FRANÇOISE: Kiss me! Fill me with your royal broth! But wait. I forget myself. You'd rather be pounding the royal forge.

JEAN-CLAUDE: As a woman, you should be sad for her, rather than making fun.

FRANÇOISE, pulling a solemn face: I am sad for her. She is so beautiful and clever, and he is a gluttonous dullard.

BRIGITTE: Allow me to remind you that, clever or dull, they'll both have our hides if we don't get these cherries pitted. Not to mention that what they do behind the doors of the royal apartments is none of our business.

JEAN-CLAUDE: Besides, she should be glad not to be saddled like my poor little mother with as many brats as there are holes in a sieve.

BREAD, singing:

Poor little mother

Poor little brats

Poor little Queen

With her million hats.

But oh! how exciting it was. You will have to take my word for it, really and truly exciting, the way even the smallest event of a life — like having your hair dressed, let alone being crowned Queen of France — can seem when you're young, before you've gotten a glimpse of the final shape of a thing, or even realized that final shapes exist.

When I first arrived at Versailles, everything was new to me. I would be out walking and I'd smell a flower of such astonishing sweetness it would take my breath away, and I would think, WHAT IS THAT? Or a little round object would suddenly fall on my head, and I would think, WHERE DID THAT COME FROM?

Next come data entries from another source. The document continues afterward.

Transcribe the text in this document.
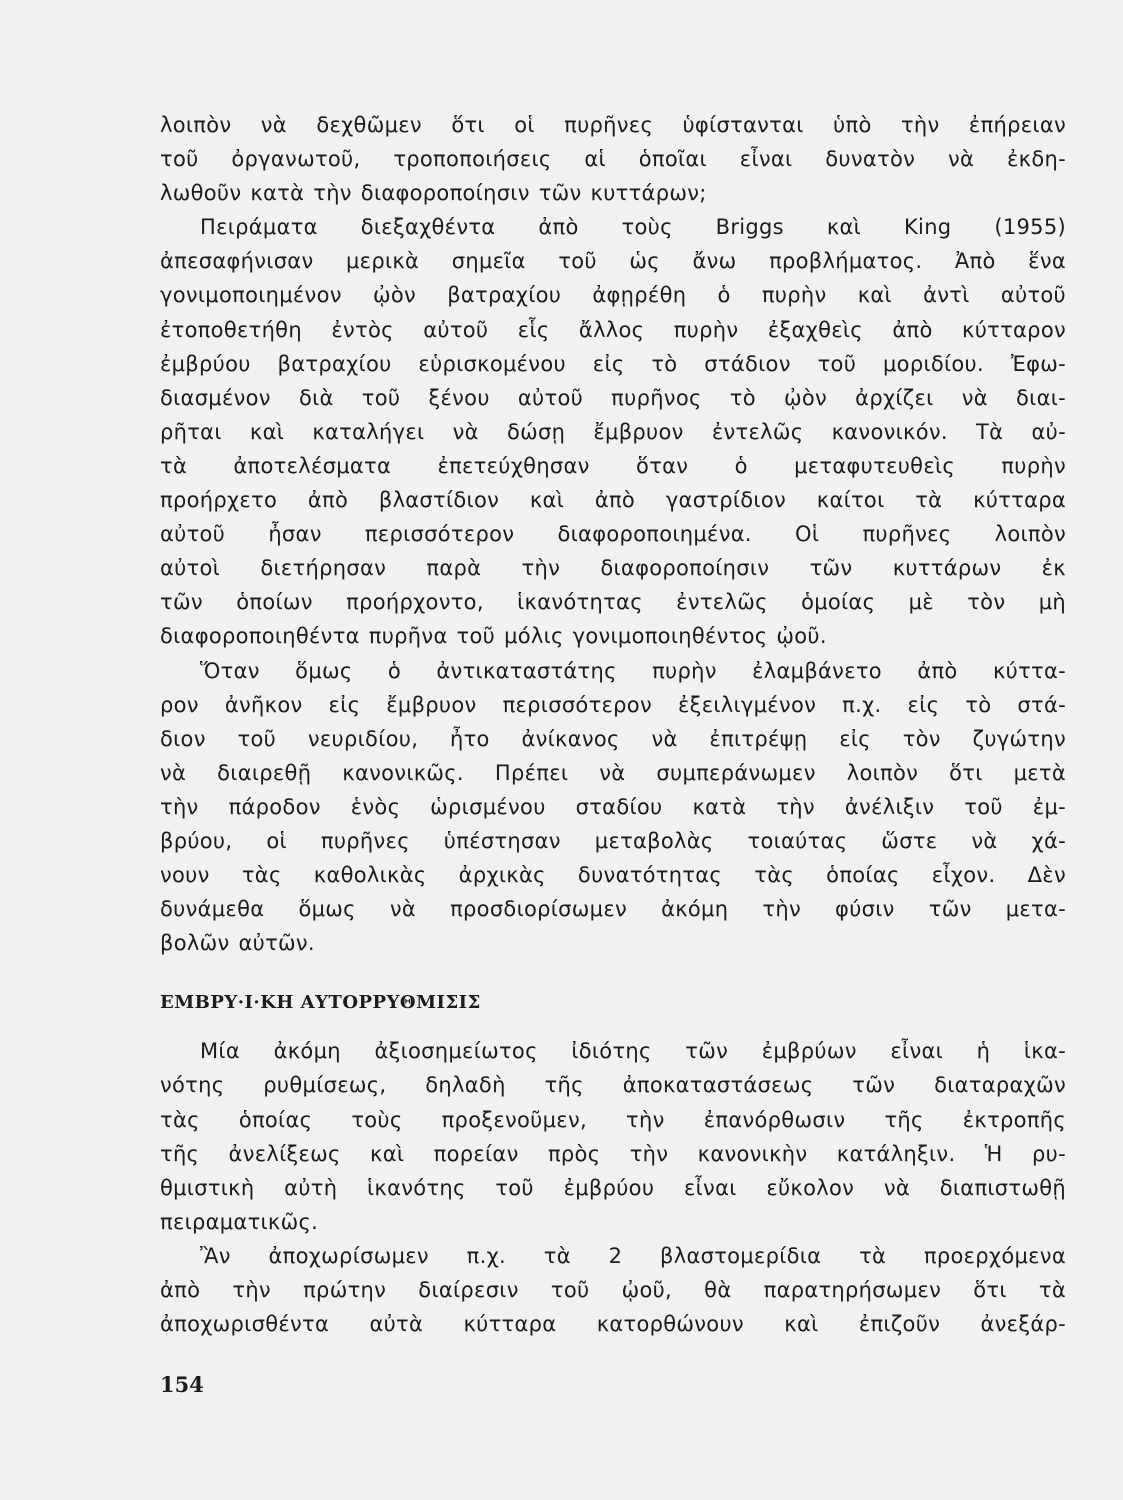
λοιπὸν νὰ δεχθῶμεν ὅτι οἱ πυρῆνες ὑφίστανται ὑπὸ τὴν ἐπήρειαν
τοῦ ὀργανωτοῦ, τροποποιήσεις αἱ ὁποῖαι εἶναι δυνατὸν νὰ ἐκδη-
λωθοῦν κατὰ τὴν διαφοροποίησιν τῶν κυττάρων;
Πειράματα διεξαχθέντα ἀπὸ τοὺς Briggs καὶ King (1955)
ἀπεσαφήνισαν μερικὰ σημεῖα τοῦ ὡς ἄνω προβλήματος. Ἀπὸ ἕνα
γονιμοποιημένον ᾠὸν βατραχίου ἀφῃρέθη ὁ πυρὴν καὶ ἀντὶ αὐτοῦ
ἐτοποθετήθη ἐντὸς αὐτοῦ εἷς ἄλλος πυρὴν ἐξαχθεὶς ἀπὸ κύτταρον
ἐμβρύου βατραχίου εὑρισκομένου εἰς τὸ στάδιον τοῦ μοριδίου. Ἐφω-
διασμένον διὰ τοῦ ξένου αὐτοῦ πυρῆνος τὸ ᾠὸν ἀρχίζει νὰ διαι-
ρῆται καὶ καταλήγει νὰ δώσῃ ἔμβρυον ἐντελῶς κανονικόν. Τὰ αὐ-
τὰ ἀποτελέσματα ἐπετεύχθησαν ὅταν ὁ μεταφυτευθεὶς πυρὴν
προήρχετο ἀπὸ βλαστίδιον καὶ ἀπὸ γαστρίδιον καίτοι τὰ κύτταρα
αὐτοῦ ἦσαν περισσότερον διαφοροποιημένα. Οἱ πυρῆνες λοιπὸν
αὐτοὶ διετήρησαν παρὰ τὴν διαφοροποίησιν τῶν κυττάρων ἐκ
τῶν ὁποίων προήρχοντο, ἱκανότητας ἐντελῶς ὁμοίας μὲ τὸν μὴ
διαφοροποιηθέντα πυρῆνα τοῦ μόλις γονιμοποιηθέντος ᾠοῦ.
Ὅταν ὅμως ὁ ἀντικαταστάτης πυρὴν ἐλαμβάνετο ἀπὸ κύττα-
ρον ἀνῆκον εἰς ἔμβρυον περισσότερον ἐξειλιγμένον π.χ. εἰς τὸ στά-
διον τοῦ νευριδίου, ἦτο ἀνίκανος νὰ ἐπιτρέψῃ εἰς τὸν ζυγώτην
νὰ διαιρεθῇ κανονικῶς. Πρέπει νὰ συμπεράνωμεν λοιπὸν ὅτι μετὰ
τὴν πάροδον ἑνὸς ὡρισμένου σταδίου κατὰ τὴν ἀνέλιξιν τοῦ ἐμ-
βρύου, οἱ πυρῆνες ὑπέστησαν μεταβολὰς τοιαύτας ὥστε νὰ χά-
νουν τὰς καθολικὰς ἀρχικὰς δυνατότητας τὰς ὁποίας εἶχον. Δὲν
δυνάμεθα ὅμως νὰ προσδιορίσωμεν ἀκόμη τὴν φύσιν τῶν μετα-
βολῶν αὐτῶν.
ΕΜΒΡΥ·Ι·ΚΗ ΑΥΤΟΡΡΥΘΜΙΣΙΣ
Μία ἀκόμη ἀξιοσημείωτος ἰδιότης τῶν ἐμβρύων εἶναι ἡ ἱκα-
νότης ρυθμίσεως, δηλαδὴ τῆς ἀποκαταστάσεως τῶν διαταραχῶν
τὰς ὁποίας τοὺς προξενοῦμεν, τὴν ἐπανόρθωσιν τῆς ἐκτροπῆς
τῆς ἀνελίξεως καὶ πορείαν πρὸς τὴν κανονικὴν κατάληξιν. Ἡ ρυ-
θμιστικὴ αὐτὴ ἱκανότης τοῦ ἐμβρύου εἶναι εὔκολον νὰ διαπιστωθῇ
πειραματικῶς.
Ἂν ἀποχωρίσωμεν π.χ. τὰ 2 βλαστομερίδια τὰ προερχόμενα
ἀπὸ τὴν πρώτην διαίρεσιν τοῦ ᾠοῦ, θὰ παρατηρήσωμεν ὅτι τὰ
ἀποχωρισθέντα αὐτὰ κύτταρα κατορθώνουν καὶ ἐπιζοῦν ἀνεξάρ-
154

Later I'd discover that the one was jasmine from Spain, the other a black walnut from America, and I was utterly excited, as if no one had ever seen such things before.

Imagine! Antoinette, not so very different from Jacques Carrier, first Frenchman to clap eyes on a polar bear. As if a huge white creature that could devour you in one bite were the same as a walnut.

Of course I mock myself, but everyone knows what I mean. The first time you look out your window and see that it started snowing during the night and is snowing still — and when you fly down a hill on your sleigh it feels as if stars are beating against your face. You want it to happen again and again and again.

Which is how it was in the first days of my queen-hood as I watched the wardrobe women arrive with their basketloads of underclothes, handkerchiefs, and towels, as well as armloads of dresses from which to choose the ones I'd wear that day. The black? Or the black? Possibly the black. We were in mourning, but all of the dresses, being Rose Bertin's handiwork, were of the most exquisite fabric and cut.